For n^3 to be divisible by 24, n^3 should contain all the prime factors of 24. So now that we know that we need to prime factorize 24.

24 = 2^3 * 3

In any cube the number of prime factors are raised to a power of 3. For ex 8 = 2^3 , 64 = (2^2)^3

So we know that n should contain one 2 and a 3. Which means n has to be at least a 6.

However, we don’t know if n^3 has more than 3 2s. It may or it may not. For n to be 12 we need 6 2s in n^3. Hence we cannot say for sure.

The question is a “must be” question not a “could be question”. If it were a “could be” question we could have assumed n to be 12.

Hope this helps

Thanks!

Thank you!

No problem

Hi,

Could someone please explain why the answer to the following question cannot be 12. I understand why it is 6 but the question asks for the largest factors of n which I believed could be 12.
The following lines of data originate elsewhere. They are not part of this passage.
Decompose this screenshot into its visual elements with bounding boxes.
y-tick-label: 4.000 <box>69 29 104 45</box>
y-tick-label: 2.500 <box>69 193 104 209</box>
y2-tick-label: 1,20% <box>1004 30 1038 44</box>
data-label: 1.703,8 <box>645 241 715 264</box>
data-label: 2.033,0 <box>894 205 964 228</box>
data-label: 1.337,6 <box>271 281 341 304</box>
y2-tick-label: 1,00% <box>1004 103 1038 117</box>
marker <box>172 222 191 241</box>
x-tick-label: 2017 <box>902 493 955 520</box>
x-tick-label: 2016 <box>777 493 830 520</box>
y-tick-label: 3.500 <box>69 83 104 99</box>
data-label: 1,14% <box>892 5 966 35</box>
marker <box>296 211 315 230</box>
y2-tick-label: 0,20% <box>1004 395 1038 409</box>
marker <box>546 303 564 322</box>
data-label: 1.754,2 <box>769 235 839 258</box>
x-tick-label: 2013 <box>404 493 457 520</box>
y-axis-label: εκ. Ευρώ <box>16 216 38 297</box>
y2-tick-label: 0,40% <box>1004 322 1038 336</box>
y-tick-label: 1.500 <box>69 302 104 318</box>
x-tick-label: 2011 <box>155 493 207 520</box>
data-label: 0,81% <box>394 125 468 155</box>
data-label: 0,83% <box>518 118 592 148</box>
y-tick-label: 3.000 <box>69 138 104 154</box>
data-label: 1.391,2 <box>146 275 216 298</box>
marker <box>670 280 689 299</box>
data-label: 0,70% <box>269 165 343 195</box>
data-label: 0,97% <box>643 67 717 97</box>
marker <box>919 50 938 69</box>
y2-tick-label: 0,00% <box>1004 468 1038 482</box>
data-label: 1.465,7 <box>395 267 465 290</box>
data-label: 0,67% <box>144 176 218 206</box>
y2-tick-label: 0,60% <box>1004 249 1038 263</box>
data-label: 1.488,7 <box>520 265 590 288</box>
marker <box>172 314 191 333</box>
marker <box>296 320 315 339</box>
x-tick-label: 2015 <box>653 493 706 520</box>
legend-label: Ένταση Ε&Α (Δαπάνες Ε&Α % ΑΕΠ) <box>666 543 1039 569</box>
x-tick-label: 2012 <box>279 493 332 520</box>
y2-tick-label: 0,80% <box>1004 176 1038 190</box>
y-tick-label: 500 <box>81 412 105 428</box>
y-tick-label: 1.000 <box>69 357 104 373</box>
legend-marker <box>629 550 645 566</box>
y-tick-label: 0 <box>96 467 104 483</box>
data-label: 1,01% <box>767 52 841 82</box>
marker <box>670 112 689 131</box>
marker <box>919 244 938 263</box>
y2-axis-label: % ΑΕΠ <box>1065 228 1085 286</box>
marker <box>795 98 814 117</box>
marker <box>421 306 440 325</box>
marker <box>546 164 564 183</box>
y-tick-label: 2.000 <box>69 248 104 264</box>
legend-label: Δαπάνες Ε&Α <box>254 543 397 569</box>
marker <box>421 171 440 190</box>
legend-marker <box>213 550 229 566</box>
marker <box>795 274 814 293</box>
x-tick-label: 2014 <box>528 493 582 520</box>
Q: If n is an integer and n^{3} is divisible by 24, what is the largest number that must be factor of n?

a) 1 b) 2 c) 6 d) 8 e) 12

Answer: c

We have to assume that n^3 = 2^3*3 at a minimum because it is divisible by 24. So n must have 2 and 3 as it’s factors. So that has to be 2*3=6. It can be larger but they are asking what must be the largest factor of n.

**If n is an integer and n ^{3} is divisible by 24, what is the largest number that must be a factor of n ?**

A)1

B)2

C)6

D)8

E)12

the correct option is C

But I am not convinced

if we take n=12 the 12x12x12 is divisible by 24 [the first part of the question]

12 is the largest factor 12 [ n=12 in this example ]

that means E can also be the answer right?

*must*, not *can*.

If n is an integer and n is divisible by 24, what is the largest number that must be a factor of n?

Any explanation for this would be helpful!!

I suspect there is something missing with the formatting, otherwise the answer is trivially 24.

oh yes sorry the question is If n is an integer and n(cube)

is divisible by 24, what is the largest number that must be a factor of n?

See

Also please format properly (for instance, either n^{3} or n^3).

Thanks alot!!!

You said it can be larger. So 12 is larger than 6 and can be a factor of n. Since the question for the larget integer, 12 should be the correct answer right?

You’re right. Even I don’t get it, when I Googled it, the question was rephrased to “minimum”

No, what he is trying to say is 6 the largest factor among 1,2,3 and 6.

By using back solving, I came to know that the answer must be either 6 or 12.

After that, I just couldn’t solve it further, looked it up on greprepclub and also the 5lb answer key. But it doesn’t explain why the answer cannot be 12.

Thanks.

PS: Question from 5lb, Ch.13, Q28